Dosage and administration regimen


  • The drug Osteostatix, solution for infusion, is administered intravenously by infusion. The drug should be administered using a valve infusion system ensuring a constant infusion rate for at least 15 min.
  • Before administering Osteostatics the patient should be adequately hydrated. This is especially important for elderly patients (≥65 years), as well as for patients receiving diuretic therapy.
  • For treatment of postmenopausal osteoporosis in women and osteoporosis in men, the recommended dose of Osteostatics is 5 mg (the content of one vial of the drug is 100 ml of solution) intravenously once a year. In case of insufficient intake of calcium and vitamin D with food, calcium and vitamin D preparations should be used additionally.
  • For prevention of further fractures in patients with proximal femur fractures the recommended dose of Osteostatics preparation is 5 mg (the content of one bottle of the preparation – 100 ml of solution) intravenously once a year. Patients with recent (up to 90 days) fracture of the proximal femur are recommended to take a single high dose of vitamin D (50000-125000 IU or intramuscularly) two weeks before the first infusion of Osteostatics. During a single use of Osteostatics patients are recommended to take calcium (1000 mg per day) and vitamin D (800 IU per day) daily for 14 days before infusion. After infusion of Osteostatics, patients should also take calcium preparations and vitamin D for a year.
  • To prevent subsequent fractures in patients with fractures of the proximal femur, the first infusion of the drug should be carried out 2 or more weeks after surgery.
  • For treatment of osteoporosis caused by glucocorticosteroid use, the recommended dose of Osteostatics is 5 mg (the content of one bottle of the preparation is 100 ml of solution) intravenously once a year.
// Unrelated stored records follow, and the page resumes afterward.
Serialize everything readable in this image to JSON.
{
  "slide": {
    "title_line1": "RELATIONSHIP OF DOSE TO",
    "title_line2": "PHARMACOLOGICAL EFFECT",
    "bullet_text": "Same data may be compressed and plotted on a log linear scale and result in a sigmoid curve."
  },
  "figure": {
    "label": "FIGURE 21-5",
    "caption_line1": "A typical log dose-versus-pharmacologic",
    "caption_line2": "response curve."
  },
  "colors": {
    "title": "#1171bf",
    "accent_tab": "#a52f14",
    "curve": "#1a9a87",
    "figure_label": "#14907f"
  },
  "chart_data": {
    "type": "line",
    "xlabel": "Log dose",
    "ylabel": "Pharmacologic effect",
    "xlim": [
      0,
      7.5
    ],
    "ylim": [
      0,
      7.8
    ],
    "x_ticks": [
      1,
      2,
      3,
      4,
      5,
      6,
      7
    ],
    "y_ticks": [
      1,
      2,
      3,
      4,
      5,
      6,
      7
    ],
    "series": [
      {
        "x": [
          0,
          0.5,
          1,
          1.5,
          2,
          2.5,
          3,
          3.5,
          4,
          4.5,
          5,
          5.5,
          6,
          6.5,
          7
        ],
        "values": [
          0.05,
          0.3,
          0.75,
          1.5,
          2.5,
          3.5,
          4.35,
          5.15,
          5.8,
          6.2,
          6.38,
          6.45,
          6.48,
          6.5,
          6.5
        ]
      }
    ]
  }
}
In patients with osteoporosis with insufficient intake of calcium and vitamin D with food, calcium and vitamin D preparations should be used additionally.
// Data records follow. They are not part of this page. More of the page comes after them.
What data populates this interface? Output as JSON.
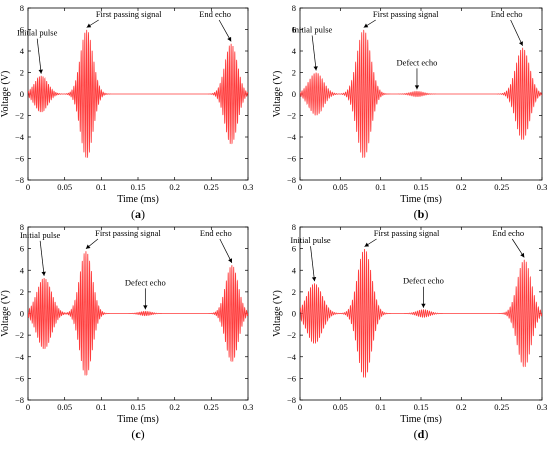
{
  "chart_data": [
    {
      "type": "line",
      "caption": "a",
      "xlabel": "Time (ms)",
      "ylabel": "Voltage  (V)",
      "xlim": [
        0,
        0.3
      ],
      "ylim": [
        -8,
        8
      ],
      "xticks": [
        "0",
        "0.05",
        "0.1",
        "0.15",
        "0.2",
        "0.25",
        "0.3"
      ],
      "yticks": [
        "8",
        "6",
        "4",
        "2",
        "0",
        "−2",
        "−4",
        "−6",
        "−8"
      ],
      "line_color": "#ff3b3b",
      "carrier_period_ms": 0.0025,
      "bursts": [
        {
          "center_ms": 0.018,
          "width_ms": 0.009,
          "amplitude": 1.7
        },
        {
          "center_ms": 0.08,
          "width_ms": 0.0085,
          "amplitude": 6.0
        },
        {
          "center_ms": 0.277,
          "width_ms": 0.0085,
          "amplitude": 4.7
        }
      ],
      "annotations": [
        {
          "text": "Initial pulse",
          "x": 0.018,
          "y": 1.7
        },
        {
          "text": "First passing signal",
          "x": 0.08,
          "y": 6.0
        },
        {
          "text": "End echo",
          "x": 0.277,
          "y": 4.7
        }
      ]
    },
    {
      "type": "line",
      "caption": "b",
      "xlabel": "Time (ms)",
      "ylabel": "Voltage  (V)",
      "xlim": [
        0,
        0.3
      ],
      "ylim": [
        -8,
        8
      ],
      "xticks": [
        "0",
        "0.05",
        "0.1",
        "0.15",
        "0.2",
        "0.25",
        "0.3"
      ],
      "yticks": [
        "8",
        "6",
        "4",
        "2",
        "0",
        "−2",
        "−4",
        "−6",
        "−8"
      ],
      "line_color": "#ff3b3b",
      "carrier_period_ms": 0.0025,
      "bursts": [
        {
          "center_ms": 0.02,
          "width_ms": 0.009,
          "amplitude": 2.0
        },
        {
          "center_ms": 0.079,
          "width_ms": 0.0085,
          "amplitude": 6.0
        },
        {
          "center_ms": 0.145,
          "width_ms": 0.008,
          "amplitude": 0.25
        },
        {
          "center_ms": 0.276,
          "width_ms": 0.0085,
          "amplitude": 4.3
        }
      ],
      "annotations": [
        {
          "text": "Initial pulse",
          "x": 0.02,
          "y": 2.0
        },
        {
          "text": "First passing signal",
          "x": 0.079,
          "y": 6.0
        },
        {
          "text": "Defect echo",
          "x": 0.145,
          "y": 0.25
        },
        {
          "text": "End echo",
          "x": 0.276,
          "y": 4.3
        }
      ]
    },
    {
      "type": "line",
      "caption": "c",
      "xlabel": "Time (ms)",
      "ylabel": "Voltage  (V)",
      "xlim": [
        0,
        0.3
      ],
      "ylim": [
        -8,
        8
      ],
      "xticks": [
        "0",
        "0.05",
        "0.1",
        "0.15",
        "0.2",
        "0.25",
        "0.3"
      ],
      "yticks": [
        "8",
        "6",
        "4",
        "2",
        "0",
        "−2",
        "−4",
        "−6",
        "−8"
      ],
      "line_color": "#ff3b3b",
      "carrier_period_ms": 0.0025,
      "bursts": [
        {
          "center_ms": 0.022,
          "width_ms": 0.01,
          "amplitude": 3.3
        },
        {
          "center_ms": 0.079,
          "width_ms": 0.0085,
          "amplitude": 5.8
        },
        {
          "center_ms": 0.16,
          "width_ms": 0.008,
          "amplitude": 0.2
        },
        {
          "center_ms": 0.278,
          "width_ms": 0.0085,
          "amplitude": 4.5
        }
      ],
      "annotations": [
        {
          "text": "Initial pulse",
          "x": 0.022,
          "y": 3.3
        },
        {
          "text": "First passing signal",
          "x": 0.079,
          "y": 5.8
        },
        {
          "text": "Defect echo",
          "x": 0.16,
          "y": 0.2
        },
        {
          "text": "End echo",
          "x": 0.278,
          "y": 4.5
        }
      ]
    },
    {
      "type": "line",
      "caption": "d",
      "xlabel": "Time (ms)",
      "ylabel": "Voltage  (V)",
      "xlim": [
        0,
        0.3
      ],
      "ylim": [
        -8,
        8
      ],
      "xticks": [
        "0",
        "0.05",
        "0.1",
        "0.15",
        "0.2",
        "0.25",
        "0.3"
      ],
      "yticks": [
        "8",
        "6",
        "4",
        "2",
        "0",
        "−2",
        "−4",
        "−6",
        "−8"
      ],
      "line_color": "#ff3b3b",
      "carrier_period_ms": 0.0025,
      "bursts": [
        {
          "center_ms": 0.018,
          "width_ms": 0.0095,
          "amplitude": 2.8
        },
        {
          "center_ms": 0.08,
          "width_ms": 0.0085,
          "amplitude": 6.0
        },
        {
          "center_ms": 0.153,
          "width_ms": 0.008,
          "amplitude": 0.35
        },
        {
          "center_ms": 0.278,
          "width_ms": 0.0085,
          "amplitude": 5.0
        }
      ],
      "annotations": [
        {
          "text": "Initial pulse",
          "x": 0.018,
          "y": 2.8
        },
        {
          "text": "First passing signal",
          "x": 0.08,
          "y": 6.0
        },
        {
          "text": "Defect echo",
          "x": 0.153,
          "y": 0.35
        },
        {
          "text": "End echo",
          "x": 0.278,
          "y": 5.0
        }
      ]
    }
  ]
}
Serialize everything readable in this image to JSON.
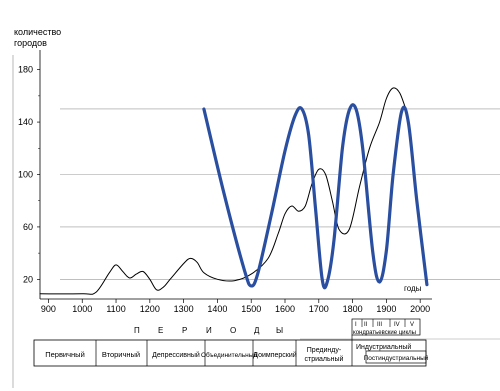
{
  "chart_data": {
    "type": "line",
    "ylabel_lines": [
      "количество",
      "городов"
    ],
    "xlabel": "годы",
    "x_ticks": [
      900,
      1000,
      1100,
      1200,
      1300,
      1400,
      1500,
      1600,
      1700,
      1800,
      1900,
      2000
    ],
    "y_ticks": [
      20,
      60,
      100,
      140,
      180
    ],
    "xlim": [
      875,
      2035
    ],
    "ylim": [
      5,
      195
    ],
    "series": [
      {
        "key": "black-curve",
        "color": "#000000",
        "points": [
          [
            875,
            9
          ],
          [
            1000,
            9
          ],
          [
            1040,
            10
          ],
          [
            1080,
            25
          ],
          [
            1100,
            31
          ],
          [
            1120,
            26
          ],
          [
            1140,
            21
          ],
          [
            1160,
            24
          ],
          [
            1180,
            26
          ],
          [
            1200,
            20
          ],
          [
            1220,
            12
          ],
          [
            1240,
            14
          ],
          [
            1260,
            20
          ],
          [
            1300,
            32
          ],
          [
            1320,
            36
          ],
          [
            1340,
            33
          ],
          [
            1360,
            25
          ],
          [
            1400,
            20
          ],
          [
            1450,
            19
          ],
          [
            1500,
            24
          ],
          [
            1550,
            36
          ],
          [
            1580,
            55
          ],
          [
            1600,
            70
          ],
          [
            1620,
            76
          ],
          [
            1640,
            72
          ],
          [
            1660,
            76
          ],
          [
            1680,
            93
          ],
          [
            1700,
            104
          ],
          [
            1720,
            100
          ],
          [
            1740,
            80
          ],
          [
            1760,
            58
          ],
          [
            1790,
            58
          ],
          [
            1820,
            90
          ],
          [
            1850,
            120
          ],
          [
            1880,
            140
          ],
          [
            1900,
            158
          ],
          [
            1920,
            166
          ],
          [
            1940,
            162
          ],
          [
            1960,
            148
          ]
        ]
      },
      {
        "key": "blue-wave",
        "color": "#2a4ea0",
        "points": [
          [
            1360,
            150
          ],
          [
            1420,
            85
          ],
          [
            1480,
            27
          ],
          [
            1500,
            15
          ],
          [
            1520,
            25
          ],
          [
            1560,
            70
          ],
          [
            1600,
            118
          ],
          [
            1630,
            145
          ],
          [
            1650,
            150
          ],
          [
            1670,
            130
          ],
          [
            1690,
            75
          ],
          [
            1710,
            20
          ],
          [
            1725,
            18
          ],
          [
            1745,
            50
          ],
          [
            1770,
            120
          ],
          [
            1790,
            149
          ],
          [
            1810,
            150
          ],
          [
            1830,
            120
          ],
          [
            1860,
            40
          ],
          [
            1880,
            18
          ],
          [
            1900,
            42
          ],
          [
            1920,
            100
          ],
          [
            1945,
            148
          ],
          [
            1965,
            140
          ],
          [
            1990,
            80
          ],
          [
            2020,
            16
          ]
        ]
      }
    ],
    "grid": "horizontal lines at the right margin"
  },
  "periods": {
    "title_letters": [
      "П",
      "Е",
      "Р",
      "И",
      "О",
      "Д",
      "Ы"
    ],
    "labels": [
      "Первичный",
      "Вторичный",
      "Депрессивный",
      "Объединительный",
      "Доимперский"
    ],
    "preindustrial_lines": [
      "Прединду-",
      "стриальный"
    ],
    "industrial": "Индустриальный",
    "postindustrial": "Постиндустриальный",
    "roman_numerals": [
      "I",
      "II",
      "III",
      "IV",
      "V"
    ],
    "cycles_label": "кондратьевские  циклы"
  }
}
  • For postmenopausal osteoporosis prophylaxis, the recommended dose of Osteostatics is 5 mg (one bottle of the preparation contains 100 ml of solution) intravenously once in 2 years.
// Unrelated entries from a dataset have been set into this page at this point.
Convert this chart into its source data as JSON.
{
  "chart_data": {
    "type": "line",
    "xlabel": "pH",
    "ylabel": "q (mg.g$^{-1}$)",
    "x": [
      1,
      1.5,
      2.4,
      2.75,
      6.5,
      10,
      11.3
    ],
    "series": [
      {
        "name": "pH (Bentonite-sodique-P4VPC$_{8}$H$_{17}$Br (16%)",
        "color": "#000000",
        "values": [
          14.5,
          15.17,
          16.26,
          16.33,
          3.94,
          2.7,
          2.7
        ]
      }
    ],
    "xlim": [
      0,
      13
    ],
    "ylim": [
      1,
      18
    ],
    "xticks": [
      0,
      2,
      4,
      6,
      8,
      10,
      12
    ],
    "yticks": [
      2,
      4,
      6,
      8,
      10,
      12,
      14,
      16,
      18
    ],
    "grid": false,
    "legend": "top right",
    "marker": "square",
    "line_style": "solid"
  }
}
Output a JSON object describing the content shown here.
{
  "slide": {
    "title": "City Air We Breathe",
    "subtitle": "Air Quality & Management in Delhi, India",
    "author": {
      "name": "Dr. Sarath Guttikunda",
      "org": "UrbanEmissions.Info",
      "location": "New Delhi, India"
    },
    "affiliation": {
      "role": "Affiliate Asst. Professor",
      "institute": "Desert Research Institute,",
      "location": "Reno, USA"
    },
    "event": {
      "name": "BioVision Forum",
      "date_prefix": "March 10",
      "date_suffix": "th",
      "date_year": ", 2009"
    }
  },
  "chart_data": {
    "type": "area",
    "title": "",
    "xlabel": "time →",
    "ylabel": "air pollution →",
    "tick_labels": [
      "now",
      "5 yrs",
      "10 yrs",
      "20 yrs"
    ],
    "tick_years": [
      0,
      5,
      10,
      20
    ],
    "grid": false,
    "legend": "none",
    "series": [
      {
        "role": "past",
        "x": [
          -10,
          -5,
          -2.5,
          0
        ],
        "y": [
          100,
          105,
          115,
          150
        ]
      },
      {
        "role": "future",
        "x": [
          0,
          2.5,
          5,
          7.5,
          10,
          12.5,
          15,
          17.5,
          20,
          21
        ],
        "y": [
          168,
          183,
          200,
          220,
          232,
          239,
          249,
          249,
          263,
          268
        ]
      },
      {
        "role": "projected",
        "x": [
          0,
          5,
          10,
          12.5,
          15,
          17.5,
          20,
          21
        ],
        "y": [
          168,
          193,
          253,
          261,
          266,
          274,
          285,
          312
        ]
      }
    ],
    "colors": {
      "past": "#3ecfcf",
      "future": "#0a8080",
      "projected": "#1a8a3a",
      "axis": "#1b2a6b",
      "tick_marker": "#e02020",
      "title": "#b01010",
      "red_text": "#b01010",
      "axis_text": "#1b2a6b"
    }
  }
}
  • An annual reassessment of fracture risk and assessment of the clinical response to therapy should be performed to decide whether a repeat infusion is necessary.
  • Sufficient intake of calcium and vitamin D is very important for the prevention of postmenopausal osteoporosis. In case of their insufficient intake with food, additional intake of calcium and vitamin D preparations is recommended.
  • For the treatment of Paget’s bone disease a single intravenous injection of 5 mg of Osteostatics is recommended.
  • Paget’s bone disease is characterized by high activity of bone tissue metabolism. Due to rapid onset of the effect concerning bone metabolism after Osteostatics application during the first 10 days after infusion transient hypocalcemia may develop. Sufficient intake of vitamin D should be ensured during the use of Osteostatics. In addition to this, it is strictly recommended to take an adequate dose of calcium (at least 500 mg of elemental calcium twice a day) for at least the first 10 days after Osteostatics administration.
  • Re-treatment with Osteostatics in patients with Paget’s Bone Disease
  • After a single use of Osteostatix for Paget’s bone disease, patients experienced a prolonged (about 7.7 years on average) remission. Since Paget’s bone disease is a chronic disease, repeated use of the drug is recommended. Repeated use of the drug in Paget’s disease consists of its intravenous administration in a dose of 5 mg after one year or more from the beginning of treatment. The interval between injections of Osteostatics is determined individually on the basis of treatment efficacy and results of alkaline phosphatase concentration determination, which should be carried out every 6-12 months. If there are no clinical signs of worsening of condition, such as bone pain and compression symptoms and/or radiological signs of disease progression, the next infusion of Osteostatics can be carried out not earlier than 12 months after the first one.